D’abord, j’ai toujours été frappé par l’hostilité de la gauche au développement des techniques nécessaires à la lutte contre la délinquance, que la science rend de plus en plus efficaces. La vidéoprotection, mais aussi les fichiers et leur croisement éventuel, l’utilisation des analyses d’ADN, ou encore l’instauration d’un registre national, qui sont utilisés dans d’autres démocraties européennes n’ont jamais manqué de soulever les protestations de la gauche au nom de sa curieuse conception de la liberté. Curieuse liberté,en effet, que celle des délinquants et des fraudeurs au détriment de celle des autres ! Je me souviens avoir, dès les premiers débats, dit à une collègue socialiste que, si, elle, avait à craindre quoi que ce soit, mon comportement public, me donnait toute tranquillité. Notre société par les extraordinaires moyens de communication qu’elle a élaborés offre une liberté de circulation des personnes, des biens et de l’argent qui exige un contrôle qui en compense les dangers, et qui est d’ailleurs étroitement limité par la loi. Néanmoins, les socialistes continuent à brandir 1984 et Big Brother pour effrayer la place des Vosges et faire s’étrangler les lecteurs de Libération et du Nouvel Obs. Ils n’oublient qu’un détail : Orwell, qui était intelligent, avait perçu les dangers du communisme et les dénonçait pour les avoir vécus. Il ne faisait pas partie des compagnons de route dont la gauche française est l’héritière. 1984, c’est la dictature stalinienne qu’aimait Aragon et que n’a pas condamnée Sartre, ce grand admirateur des dictatures communistes exotiques. La démocratie, l’État de droit ont eux le devoir de se doter d’armes égales à celles qui menacent la sécurité de leurs citoyens.

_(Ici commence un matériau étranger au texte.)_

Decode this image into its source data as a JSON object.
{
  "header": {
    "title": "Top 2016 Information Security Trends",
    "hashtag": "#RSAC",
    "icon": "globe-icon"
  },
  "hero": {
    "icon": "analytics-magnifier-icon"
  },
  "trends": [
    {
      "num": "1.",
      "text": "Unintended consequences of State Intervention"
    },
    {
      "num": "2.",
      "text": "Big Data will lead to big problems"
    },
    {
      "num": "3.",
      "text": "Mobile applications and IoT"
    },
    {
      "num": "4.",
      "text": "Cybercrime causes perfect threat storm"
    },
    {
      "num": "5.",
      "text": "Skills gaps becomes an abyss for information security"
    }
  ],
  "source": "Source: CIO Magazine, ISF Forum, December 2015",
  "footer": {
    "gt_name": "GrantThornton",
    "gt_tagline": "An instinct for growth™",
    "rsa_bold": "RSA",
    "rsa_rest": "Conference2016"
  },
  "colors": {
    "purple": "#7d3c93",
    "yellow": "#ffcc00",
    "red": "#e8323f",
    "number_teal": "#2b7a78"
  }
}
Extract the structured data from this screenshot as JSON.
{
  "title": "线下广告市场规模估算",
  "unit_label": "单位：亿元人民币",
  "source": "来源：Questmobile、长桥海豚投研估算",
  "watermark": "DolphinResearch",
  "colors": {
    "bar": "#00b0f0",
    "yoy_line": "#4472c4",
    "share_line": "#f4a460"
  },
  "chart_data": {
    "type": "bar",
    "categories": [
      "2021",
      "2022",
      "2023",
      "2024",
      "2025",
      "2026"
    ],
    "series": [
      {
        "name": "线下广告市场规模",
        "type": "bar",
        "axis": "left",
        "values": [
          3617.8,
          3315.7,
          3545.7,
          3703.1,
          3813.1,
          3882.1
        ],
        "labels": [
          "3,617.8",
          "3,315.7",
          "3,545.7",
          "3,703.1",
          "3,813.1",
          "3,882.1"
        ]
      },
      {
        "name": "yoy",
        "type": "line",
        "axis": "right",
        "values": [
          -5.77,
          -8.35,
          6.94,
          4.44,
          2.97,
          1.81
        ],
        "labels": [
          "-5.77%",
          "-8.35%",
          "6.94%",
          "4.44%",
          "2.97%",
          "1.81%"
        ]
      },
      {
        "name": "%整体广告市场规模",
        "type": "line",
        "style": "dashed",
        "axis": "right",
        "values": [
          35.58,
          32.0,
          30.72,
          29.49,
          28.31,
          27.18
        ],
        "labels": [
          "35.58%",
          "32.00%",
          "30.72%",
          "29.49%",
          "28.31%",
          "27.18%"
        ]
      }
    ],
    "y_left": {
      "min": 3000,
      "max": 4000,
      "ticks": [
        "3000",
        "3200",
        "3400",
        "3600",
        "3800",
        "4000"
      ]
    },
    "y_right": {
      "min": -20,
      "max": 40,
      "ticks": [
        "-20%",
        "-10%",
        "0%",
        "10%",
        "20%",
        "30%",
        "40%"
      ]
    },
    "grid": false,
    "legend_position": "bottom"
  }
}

Curieusement, à gauche, c’est Le Meilleur des Mondes qui est pris au pied de la lettre. Lutte des genres et féminisme obligent : Big Brother, NON ! Big Mother, YES ! Un monde normalisé, à la sexualité libérée, fonctionnelle et protégée, aux rapports adoucis au besoin par la drogue, aux enfants « fabriqués », une vie purement matérielle, depuis la naissance artificielle jusqu’à la mort douce : le cauchemar d’Huxley n’est pas éloigné du  rêve du programme socialiste. Certes, il n’y a pas l’inégalité, mais on peut compter sur l’hypocrisie de la machine scolaire pour la produire « en douce » à la mesure des dysfonctionnements du système que certains connaissent et évitent. La confusion entre la liberté et la transgression est la clef du prétendu progrès sociétal socialiste : transgression des comportements culturels nationaux, de la morale, du sacré, de l’anthropologie, de la nature. Il faut sévir sur le tabac et l’alcool, mais pas sur la drogue. Le mariage est désuet, mais il faut l’ouvrir aux homosexuels. La vie d’un assassin doit être protégée, mais pas celle d’un enfant à naître, ni celle d’un vieillard déprimé. L’anthropologie est fondée sur l’altérité et la complémentarité des sexes qui tissent les échanges matrimoniaux, mais la gauche nous plonge dans la confusion des genres. Enfin, par une curieuse contradiction, la gauche se veut pleine de précautions lorsqu’il s’agit de maîtriser les atomes ou les OGM, mais est prête à négliger les limites naturelles de la procréation dans l’espèce humaine.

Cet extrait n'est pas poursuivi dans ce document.